Снова Севка у знакомого домика на окраинной улице Тюмени. Вышла к нему Елена Ивановна, удивилась:
— Так быстро по музыке соскучился?
— Нет, бабушка, я не за музыкой…
Рядом с этой старой женщиной он почувствовал себя таким маленьким, таким беспомощным, глупым и жалким, как когда-то рядом с матерью. Слезы выкатились сами собой и поползли по щекам, как ни сдерживал их Севка.
— П-посоветуйте, б-бабушка!
— Успокойся, детка! Может, твоей беде помочь можно… Ты расскажи. Пойдем в дом.
Кое-как успокоился Севка и рассказал все начистоту. Умолчал лишь, куда следовал эскадрон, потому что военная тайна. И про полушубок — это к делу не относилось.
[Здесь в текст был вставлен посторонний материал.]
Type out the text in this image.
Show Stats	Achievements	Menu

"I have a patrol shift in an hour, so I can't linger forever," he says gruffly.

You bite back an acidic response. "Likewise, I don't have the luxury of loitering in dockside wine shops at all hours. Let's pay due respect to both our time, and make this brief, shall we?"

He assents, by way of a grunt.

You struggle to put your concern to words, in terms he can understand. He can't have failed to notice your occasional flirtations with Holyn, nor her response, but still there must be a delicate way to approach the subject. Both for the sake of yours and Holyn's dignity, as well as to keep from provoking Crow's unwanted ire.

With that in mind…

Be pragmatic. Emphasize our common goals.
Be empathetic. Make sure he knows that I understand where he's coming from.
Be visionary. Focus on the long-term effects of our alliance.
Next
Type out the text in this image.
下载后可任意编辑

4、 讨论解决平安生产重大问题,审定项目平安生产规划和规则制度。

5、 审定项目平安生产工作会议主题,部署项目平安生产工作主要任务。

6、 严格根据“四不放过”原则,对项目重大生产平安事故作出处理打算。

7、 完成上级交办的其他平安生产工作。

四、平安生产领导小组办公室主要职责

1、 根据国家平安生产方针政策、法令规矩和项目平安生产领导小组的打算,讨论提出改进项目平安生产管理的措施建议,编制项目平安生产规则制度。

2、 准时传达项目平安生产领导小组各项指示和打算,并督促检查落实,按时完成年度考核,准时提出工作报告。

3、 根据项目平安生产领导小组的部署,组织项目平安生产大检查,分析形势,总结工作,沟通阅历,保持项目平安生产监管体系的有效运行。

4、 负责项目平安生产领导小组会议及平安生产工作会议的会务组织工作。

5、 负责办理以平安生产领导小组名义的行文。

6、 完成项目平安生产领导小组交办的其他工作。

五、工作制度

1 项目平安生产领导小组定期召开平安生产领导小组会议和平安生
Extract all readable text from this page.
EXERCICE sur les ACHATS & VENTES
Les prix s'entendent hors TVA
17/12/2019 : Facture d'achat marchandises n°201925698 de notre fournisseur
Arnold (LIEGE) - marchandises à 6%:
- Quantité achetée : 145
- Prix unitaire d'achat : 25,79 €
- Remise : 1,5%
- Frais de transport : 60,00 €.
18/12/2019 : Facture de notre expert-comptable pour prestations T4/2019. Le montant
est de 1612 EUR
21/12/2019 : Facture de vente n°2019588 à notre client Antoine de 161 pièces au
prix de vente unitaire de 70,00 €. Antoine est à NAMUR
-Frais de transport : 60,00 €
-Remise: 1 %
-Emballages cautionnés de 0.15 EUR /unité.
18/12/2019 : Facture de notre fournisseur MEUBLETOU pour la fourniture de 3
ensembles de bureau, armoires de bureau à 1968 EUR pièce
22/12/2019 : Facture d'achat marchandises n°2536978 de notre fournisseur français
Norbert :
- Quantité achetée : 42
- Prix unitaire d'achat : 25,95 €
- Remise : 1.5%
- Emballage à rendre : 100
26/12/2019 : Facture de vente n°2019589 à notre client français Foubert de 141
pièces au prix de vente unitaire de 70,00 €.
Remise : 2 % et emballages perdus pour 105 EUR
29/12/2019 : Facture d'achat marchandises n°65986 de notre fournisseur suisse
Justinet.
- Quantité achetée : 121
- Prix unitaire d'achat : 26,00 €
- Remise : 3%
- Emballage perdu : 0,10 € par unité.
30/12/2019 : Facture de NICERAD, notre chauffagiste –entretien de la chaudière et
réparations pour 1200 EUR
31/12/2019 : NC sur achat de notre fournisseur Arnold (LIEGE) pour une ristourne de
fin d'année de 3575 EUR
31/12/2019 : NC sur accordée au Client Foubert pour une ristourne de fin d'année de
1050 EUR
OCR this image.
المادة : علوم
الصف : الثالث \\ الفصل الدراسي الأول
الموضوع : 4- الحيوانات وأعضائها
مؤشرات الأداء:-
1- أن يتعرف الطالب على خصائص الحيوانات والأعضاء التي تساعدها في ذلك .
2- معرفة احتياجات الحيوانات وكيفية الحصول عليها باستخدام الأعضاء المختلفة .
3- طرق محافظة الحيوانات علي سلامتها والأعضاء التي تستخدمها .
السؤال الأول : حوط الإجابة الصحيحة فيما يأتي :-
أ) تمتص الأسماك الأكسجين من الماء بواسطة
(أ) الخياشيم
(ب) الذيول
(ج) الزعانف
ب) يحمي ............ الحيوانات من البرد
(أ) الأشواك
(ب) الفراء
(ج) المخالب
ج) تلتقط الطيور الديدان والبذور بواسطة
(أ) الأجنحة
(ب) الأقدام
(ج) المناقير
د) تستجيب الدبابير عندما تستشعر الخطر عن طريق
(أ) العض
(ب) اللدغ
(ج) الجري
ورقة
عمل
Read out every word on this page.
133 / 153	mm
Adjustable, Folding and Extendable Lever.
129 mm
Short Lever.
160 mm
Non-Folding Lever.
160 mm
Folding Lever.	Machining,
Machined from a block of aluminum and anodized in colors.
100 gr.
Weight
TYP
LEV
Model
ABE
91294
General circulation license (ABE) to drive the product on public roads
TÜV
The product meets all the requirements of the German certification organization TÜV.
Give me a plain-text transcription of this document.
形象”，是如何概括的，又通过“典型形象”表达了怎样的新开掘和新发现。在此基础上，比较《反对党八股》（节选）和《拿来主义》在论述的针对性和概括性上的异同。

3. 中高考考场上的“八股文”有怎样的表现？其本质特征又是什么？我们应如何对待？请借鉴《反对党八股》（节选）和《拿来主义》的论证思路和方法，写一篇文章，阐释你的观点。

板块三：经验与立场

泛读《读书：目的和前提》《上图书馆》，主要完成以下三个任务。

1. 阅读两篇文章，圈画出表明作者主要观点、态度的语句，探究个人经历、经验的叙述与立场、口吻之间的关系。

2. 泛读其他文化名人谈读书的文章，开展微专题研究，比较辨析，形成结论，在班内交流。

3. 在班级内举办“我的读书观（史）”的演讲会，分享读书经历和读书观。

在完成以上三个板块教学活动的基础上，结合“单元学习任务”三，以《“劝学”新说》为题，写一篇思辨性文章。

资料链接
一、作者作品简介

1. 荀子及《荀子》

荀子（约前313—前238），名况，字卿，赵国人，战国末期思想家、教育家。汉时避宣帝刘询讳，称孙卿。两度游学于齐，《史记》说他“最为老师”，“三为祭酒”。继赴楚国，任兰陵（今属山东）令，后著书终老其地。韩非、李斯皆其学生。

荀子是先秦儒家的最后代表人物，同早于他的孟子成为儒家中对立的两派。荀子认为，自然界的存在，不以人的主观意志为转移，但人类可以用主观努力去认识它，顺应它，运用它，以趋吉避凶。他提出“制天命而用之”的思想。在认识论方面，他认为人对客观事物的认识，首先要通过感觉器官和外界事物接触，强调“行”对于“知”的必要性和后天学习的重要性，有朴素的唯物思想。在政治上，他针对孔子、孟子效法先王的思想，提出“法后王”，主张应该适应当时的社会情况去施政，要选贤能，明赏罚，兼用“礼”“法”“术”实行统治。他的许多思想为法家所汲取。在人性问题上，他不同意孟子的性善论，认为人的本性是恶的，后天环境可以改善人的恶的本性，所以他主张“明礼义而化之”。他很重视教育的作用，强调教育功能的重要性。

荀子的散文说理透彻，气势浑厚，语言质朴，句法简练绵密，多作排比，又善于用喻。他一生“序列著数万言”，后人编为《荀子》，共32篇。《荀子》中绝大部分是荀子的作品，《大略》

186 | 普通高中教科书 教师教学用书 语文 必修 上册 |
— Мне что! — закончил он. — Найду эскадрон — и при деле. А вот с Зиной как быть? Пусть не родная она мне, но ведь не бросить.
— Не бросить! — кивнула старушка. — Как же нам быть? Больницы теперь переполнены, да и уход там плохой, и питание. Если ко мне? Мы, правда, еще не знаем, что у нее за болезнь. Но если и тиф, я не боюсь, сама перенесла. Ну, и присмотрела бы за Зиной не так, конечно, как в бараках. А вот с питанием? Я ведь бывшая учительница гимназии. Продаю вещи — тем и живу. Первое время еще ладно. Пока человек болен, ему не много нужно. А начнет поправляться, тут уж подавай. Надо все легкое, свежее — все самое лучшее.
— Дальше-то я что-нибудь придумаю, — пообещал Севка. — А вот на первое бы время? Чтоб ей там не быть, на чердаке.
Елена Ивановна всей душой хотела помочь этим попавшим в беду ребятишкам. Охотно поверила она в искренность Севкиного обещания. Но твердо знала и другое: еда не сказка, ее не придумаешь!
— Хорошо, Сева, — наконец согласилась старая женщина. — А как же мы доставим сюда Зину? Я знаю, где баня. Это не близко.
— То уж моя забота! — вскочил с табуретки счастливый Севка. — Я мигом! — Нахлобучил шлем и выскочил за дверь.
Уже смеркалось, когда запыхавшийся Севка ввалился на чердак.
— Идем, Зина, я тебе такую квартиру нашел!
— Мне ведь не дойти, — смутилась Зина.
— И не надо. Донесу!
— Подожди, дай чуть-чуть отдохнуть. Слушай, вот я лежала и думала: сама виновата! Убежала, а теперь не увижу ни Клаву, ни маму.
— Да брось ты! Теперь-то беспременно поправишься. Там знаешь какая старушка? Учительница гимназии. Это тебе не чердак.
Севка повязал Зине Клавин платок, надел на нее пальто и встал рядом на четвереньки.
— Берись за шею, полезай на спину! Вот так… А теперь пошли.
Встал и понес Зину по скрипучей лестнице вниз, радуясь, что навсегда покидает это постылое место.